Broadway Performer Returns to Sam for Hairspray

This April the SHSU Department of Theatre and Musical Theatre will be producing the Broadway blockbuster ‘Hairspray’, but students may not realize the prestige and experience behind the show.

Greg Graham has led a prolific career, and the winding road has led him back to his alma mater. He first got involved with the original run of Hairspray in 2002 as the shows Dance Captain. After opening the show in Seattle, the crew took it to New York.

“It was fantastic being a part of that process, it was like being a rock star. For about a year you went around NYC and everywhere you went, people knew you were in the cast. And then we won the Tony award.” Graham said.

From there Graham went on the road, traveling with the show as it toured the country and teaching cast after cast the intricate, busy choreography of Hairspray.

Graham continued to audition and win roles in other Broadway productions, his last being Billy Elliot. Then, around 2007, he made a change.

“And then I stopped dancing, stopped performing. I was just choreographing.
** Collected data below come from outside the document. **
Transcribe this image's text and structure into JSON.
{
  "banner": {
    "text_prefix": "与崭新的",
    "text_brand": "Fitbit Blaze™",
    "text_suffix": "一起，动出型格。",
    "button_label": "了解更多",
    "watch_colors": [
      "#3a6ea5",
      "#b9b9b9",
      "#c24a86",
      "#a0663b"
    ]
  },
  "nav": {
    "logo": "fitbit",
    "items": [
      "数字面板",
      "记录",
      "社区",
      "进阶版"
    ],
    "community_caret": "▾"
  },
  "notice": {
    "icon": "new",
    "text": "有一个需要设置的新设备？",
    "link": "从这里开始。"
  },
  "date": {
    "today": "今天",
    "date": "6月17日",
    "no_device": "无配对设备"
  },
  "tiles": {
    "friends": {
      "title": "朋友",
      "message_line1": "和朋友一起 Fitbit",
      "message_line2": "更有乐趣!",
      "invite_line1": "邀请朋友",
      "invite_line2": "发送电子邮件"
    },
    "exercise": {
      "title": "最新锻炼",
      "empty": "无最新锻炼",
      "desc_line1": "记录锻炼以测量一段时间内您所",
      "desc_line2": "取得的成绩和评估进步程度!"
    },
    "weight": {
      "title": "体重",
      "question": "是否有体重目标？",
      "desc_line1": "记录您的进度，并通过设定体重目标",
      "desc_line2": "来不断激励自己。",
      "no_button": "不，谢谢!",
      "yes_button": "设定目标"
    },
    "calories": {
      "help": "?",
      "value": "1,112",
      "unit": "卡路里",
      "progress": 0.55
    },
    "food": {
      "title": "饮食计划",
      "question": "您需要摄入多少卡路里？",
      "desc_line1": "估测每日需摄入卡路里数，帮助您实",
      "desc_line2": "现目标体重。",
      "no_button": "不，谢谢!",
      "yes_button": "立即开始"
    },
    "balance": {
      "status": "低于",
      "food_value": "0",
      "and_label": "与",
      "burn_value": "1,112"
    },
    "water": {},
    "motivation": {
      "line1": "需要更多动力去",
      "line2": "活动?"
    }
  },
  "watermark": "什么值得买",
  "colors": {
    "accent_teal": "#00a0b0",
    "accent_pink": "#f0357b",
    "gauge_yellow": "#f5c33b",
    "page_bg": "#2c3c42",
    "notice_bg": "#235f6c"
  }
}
It was like hitting a reset button, like starting over, conditioning people’s minds to say ‘Oh, Greg isn’t an entertainer anymore, he’s a choreographer,’” said Graham.

Since then Graham has been climbing his way back up the professional ladder, starting with regional theatre, and then associate choreographer work on Broadway shows, to choreographing off Broadway shows. Now, Graham says, he has reached a point where he can return.

“Now I’m at that level, in the last 6 or 7 years, where I can start choreographing my own Broadway production,” Graham said.

So, then the question becomes, why Sam? What made the alumni decide to return to his roots for a production of the play that launched his career?

“I have been coming back to Sam for the last 10 years. When I thought I was interested in this choreographing thing, my wife said I should go back to Sam, find a space where I can figure out my style. ‘There’s no one there to criticize you, or huge budgets, none of the things that provide that stress.’ Plus I get to see my folks and old professors.” Graham said.

Graham wants to help shape the future’s SHSU bearkats.

“I want Sam Theatre to be the best it can be. I may not have all the right answers, but I want to help push it forward in whatever ways I can. Educate the students, first hand, what they will really need once they graduate,” Graham said.

Graham talks about why he and the SHSU Department of Theatre and Musical Theatre decided to bring ‘Hairspray’ to Sam.

“Penny Hasekoester and Laura Avery [the heads of the Department of Theatre and Musical Theatre] asked what I would be interested in doing this semester, what I would do if I wanted to blow the roof off the place,” said Graham. “We decided to piggyback off the show, and bring it here for the spring.”

The show is set to debut at the University Theatre Center April 28, and run through the weekend with show times at 8 p.m. and a matinee at 2 p.m. on Saturday. The cast and crew have been working all semester to put the play together and will try to dazzle the audience with the same flair the original managed to more than a decade ago.

Tickets for the show are available now online at the university ticket center, or by calling (936)-294-1339, general admission is $15, with discounts available to students and seniors.